We will solve this differential equation using a multi-step methodAdams-Bashforth, where second order Runge-Kutta approach (RK2) is added as a start-up scheme in the algorithm.

MATLAB Program:
The following MATLAB program implements the Adams-Bashforth method with initialization with RK2 method.

close all;

clc;
h = 0.02;     % Step size
Tmax = 0.5;    % Maximum time
N = Tmax / h;  % Maximum number of steps
alpha=0.5;
t = linspace(0,0.5,N+1);  % Time range

% Analytical solution of the differential equation
y_real = -(((9.*sqrt(19))/760).*exp(-5.*t).*sin(5.*sqrt(19).*t)) - ((1/40).*exp(-5.*t).*cos(5.*sqrt(19).*t));
plot(t,y_real);
hold on

%Numerical solution
f=@(t,y) [y(2); -500*y(1)-10*y(2)]; % Governing system of equations

% Initial Conditions
Y = [-0.025; -1];
% Initialization with second order Runge-Kutta method
k1 = h.*f(t(1),Y(:,1));
k2 = h.*f(t(1)+alpha.*h, Y(:,1)+alpha.*k1);
Y(:,2) = Y(:,1) + (1-1/2/alpha).*k1 + k2/2/alpha;

% Second Order Adams-Bashforth method steps
for i=2:N
Y(:,i+1) = Y(:,i) + 3/2*h*f(t(i),Y(:,i)) - h/2*f(t(i-1),Y(:,i-1));
end

plot(t,Y(1,:),'o:')
title('When h = 0.02')
xlabel('t')
ylabel('y')

Program Output:
The following plot shows the numerical and analytical solution of the differential equation with two different step sizes with respect to time.

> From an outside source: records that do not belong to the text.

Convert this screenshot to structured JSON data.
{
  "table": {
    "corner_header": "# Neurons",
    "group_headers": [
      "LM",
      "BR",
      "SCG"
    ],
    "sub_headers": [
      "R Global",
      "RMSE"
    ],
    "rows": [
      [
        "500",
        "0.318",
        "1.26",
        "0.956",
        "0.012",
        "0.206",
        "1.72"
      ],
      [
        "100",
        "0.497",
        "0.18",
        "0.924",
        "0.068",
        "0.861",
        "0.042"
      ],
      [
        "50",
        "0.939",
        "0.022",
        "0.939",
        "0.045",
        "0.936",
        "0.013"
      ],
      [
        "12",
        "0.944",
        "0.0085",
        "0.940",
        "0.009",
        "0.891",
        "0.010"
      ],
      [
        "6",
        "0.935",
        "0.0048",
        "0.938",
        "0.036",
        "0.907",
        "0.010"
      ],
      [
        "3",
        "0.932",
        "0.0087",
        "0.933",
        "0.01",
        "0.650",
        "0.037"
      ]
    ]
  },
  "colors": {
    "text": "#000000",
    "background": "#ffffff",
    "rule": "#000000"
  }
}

### Leapfrog Method with RK2 as a Start-up Scheme in MATLAB

Let's consider the following differential equation:

y'' + 10 y' + 500y = 0
Where, the initial conditions are,

y(0) = -0.025, and y'(0) = -1

We will solve this differential equation using a multi-step method, Leapfrog, where second order Runge-Kutta approach (RK2) is added as a start-up scheme in the algorithm. The following MATLAB program implements the Leapfrog method with initialization with RK2 method.

MATLAB Program:

close all;
clc;
h = 0.02;     % Step size
Tmax = 0.5;    % Maximum time
N = Tmax / h;  % Maximum number of steps
alpha=0.5;
t = linspace(0,0.5,N+1);  % Time range

% Analytical solution of the differential equation
y_real = -(((9.*sqrt(19))/760).*exp(-5.*t).*sin(5.*sqrt(19).*t)) - ((1/40).*exp(-5.*t).*cos(5.*sqrt(19).*t));
plot(t,y_real);
hold on

%Numerical solution
f=@(t,y) [y(2); -500*y(1)-10*y(2)]; % Governing system of equations

% Initial Conditions
Y = [-0.025; -1];
% Initialization with second order Runge-Kutta method
k1 = h.*f(t(1),Y(:,1));
k2 = h.*f(t(1)+alpha.*h, Y(:,1)+alpha.*k1);
Y(:,2) = Y(:,1) + (1-1/2/alpha).*k1 + k2/2/alpha;

% Leapfrog method steps
for i=2:N
Y(:,i+1) = Y(:,i-1) + 2.*h.*f(t(i),Y(:,i));
end
plot(t,Y(1,:),'o:')
legend('Exact Solution','Leapfrog Solution','Location','NorthEast')
title('When h = 0.001')
xlabel('t')

ylabel('y')

Program Output:

The following plot shows the numerical and analytical solution of the differential equation with respect to time.